So in honor of the upcoming autumn season (just a few more days until the official start of fall, ya'll), I decided to post a portion (not the whole 88 songs, that would just be crazy) of my "Seasons of autumn" playlist. Before you ask, yes, I do have Seasons of summer, winter and spring playlists too. I'll get to those when those respective seasons come around, and if anyone is still around to read this blog.

Here it is:
1) Kara- Andrew Osenga For one big obvious reason. It's my name! But, the song is pretty awesome too. I love love love Andrew Osenga's writing style. His paints the best word pictures ever. If You listen you can literally feel the late autumn chill. Perfect!
2)I Think It's Gonna Rain Today- Norah Jones Beaches was one of my favorite movies growing up. I loved Bette Midler's version on the soundtrack, but Norah Jones' version is divine.
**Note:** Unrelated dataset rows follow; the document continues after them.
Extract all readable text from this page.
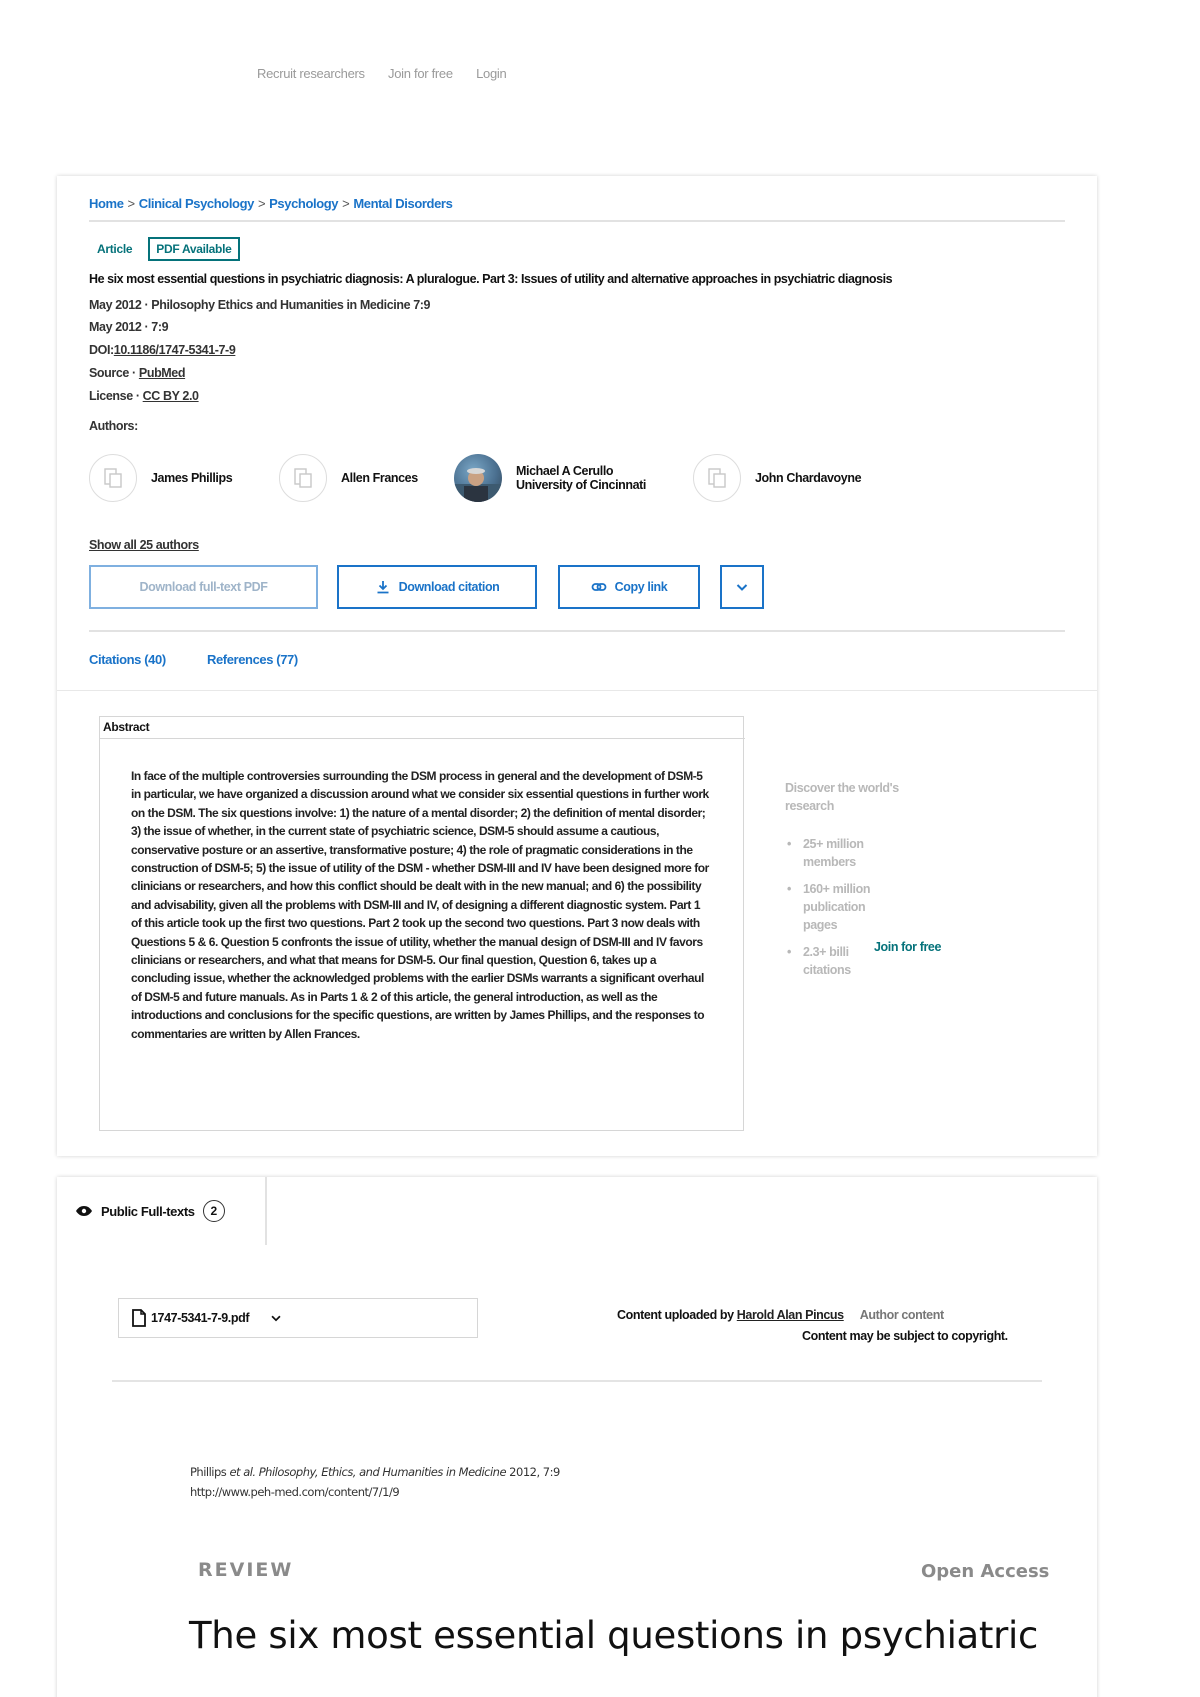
Recruit researchers Join for free Login
Home > Clinical Psychology > Psychology > Mental Disorders
Article	PDF Available
He six most essential questions in psychiatric diagnosis: A pluralogue. Part 3: Issues of utility and alternative approaches in psychiatric diagnosis
May 2012 · Philosophy Ethics and Humanities in Medicine 7:9
May 2012 · 7:9
DOI:10.1186/1747-5341-7-9
Source · PubMed
License · CC BY 2.0
Authors:
James Phillips	Allen Frances	Michael A Cerullo
University of Cincinnati	John Chardavoyne
Show all 25 authors
Download full-text PDF	Download citation	Copy link
Citations (40)	References (77)
Abstract
In face of the multiple controversies surrounding the DSM process in general and the development of DSM-5 in particular, we have organized a discussion around what we consider six essential questions in further work on the DSM. The six questions involve: 1) the nature of a mental disorder; 2) the definition of mental disorder; 3) the issue of whether, in the current state of psychiatric science, DSM-5 should assume a cautious, conservative posture or an assertive, transformative posture; 4) the role of pragmatic considerations in the construction of DSM-5; 5) the issue of utility of the DSM - whether DSM-III and IV have been designed more for clinicians or researchers, and how this conflict should be dealt with in the new manual; and 6) the possibility and advisability, given all the problems with DSM-III and IV, of designing a different diagnostic system. Part 1 of this article took up the first two questions. Part 2 took up the second two questions. Part 3 now deals with Questions 5 & 6. Question 5 confronts the issue of utility, whether the manual design of DSM-III and IV favors clinicians or researchers, and what that means for DSM-5. Our final question, Question 6, takes up a concluding issue, whether the acknowledged problems with the earlier DSMs warrants a significant overhaul of DSM-5 and future manuals. As in Parts 1 & 2 of this article, the general introduction, as well as the introductions and conclusions for the specific questions, are written by James Phillips, and the responses to commentaries are written by Allen Frances.
Discover the world's research
• 25+ million members
• 160+ million publication pages
• 2.3+ billi citations
Join for free
Public Full-texts	2
1747-5341-7-9.pdf	Content uploaded by Harold Alan Pincus Author content
Content may be subject to copyright.
Phillips et al. Philosophy, Ethics, and Humanities in Medicine 2012, 7:9
http://www.peh-med.com/content/7/1/9
REVIEW	Open Access
The six most essential questions in psychiatric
Her voice is like wrapping yourself up in a warm blanket.
3) The Puppy Song- Harry Nilsson Mostly because this song is on You've Got Mail, which starts out in the Autumn in New York, and I love that movie
4) Lightning Crashes- Live This one is from my high school days and even though it's a little dated, the chorus gets me every time. LOVE. IT.
5) Where Do We Go From Here?- Mat Kearney A lot of Mat's music makes me think of autumn, think drizzly cloudy days and a cute scarf around your neck kind of music. But this one is probably one of my favorite autumn feeling songs from him
6) Gratitude- Nichole Nordeman I love me some Nichole Nordeman. Her voice and her lyrics are absolutely beautiful. This one makes me think of Thanksgiving, which as we all know, is in the fall.
7) Show You Love- Jars of Clay Jars of Clay make me think of fall a lot. And I love that. This is from Who We Are Instead which is one of my favorite albums from them. Everybody loves them for Flood but I really dig what they've put out in the last five years.
8) Seasons- Steven Delopoulos He is the former lead singer of one of my favorite short lived bands- Burlap to Cashmere. He is folk acoustic singer songwriter at it's best. Me Died Blue is probably one of my favorite albums of all time.
9) A Beautiful Collision- David Crowder Band Here is another song in which the whole album feels kind of autumnal. I love David Crowder Band and this is my favorite album from them. So. good.
10) Come to Jesus- Mindy Smith This song gives me chills. It is straight out of October, I kid you not. So hauntingly beautiful.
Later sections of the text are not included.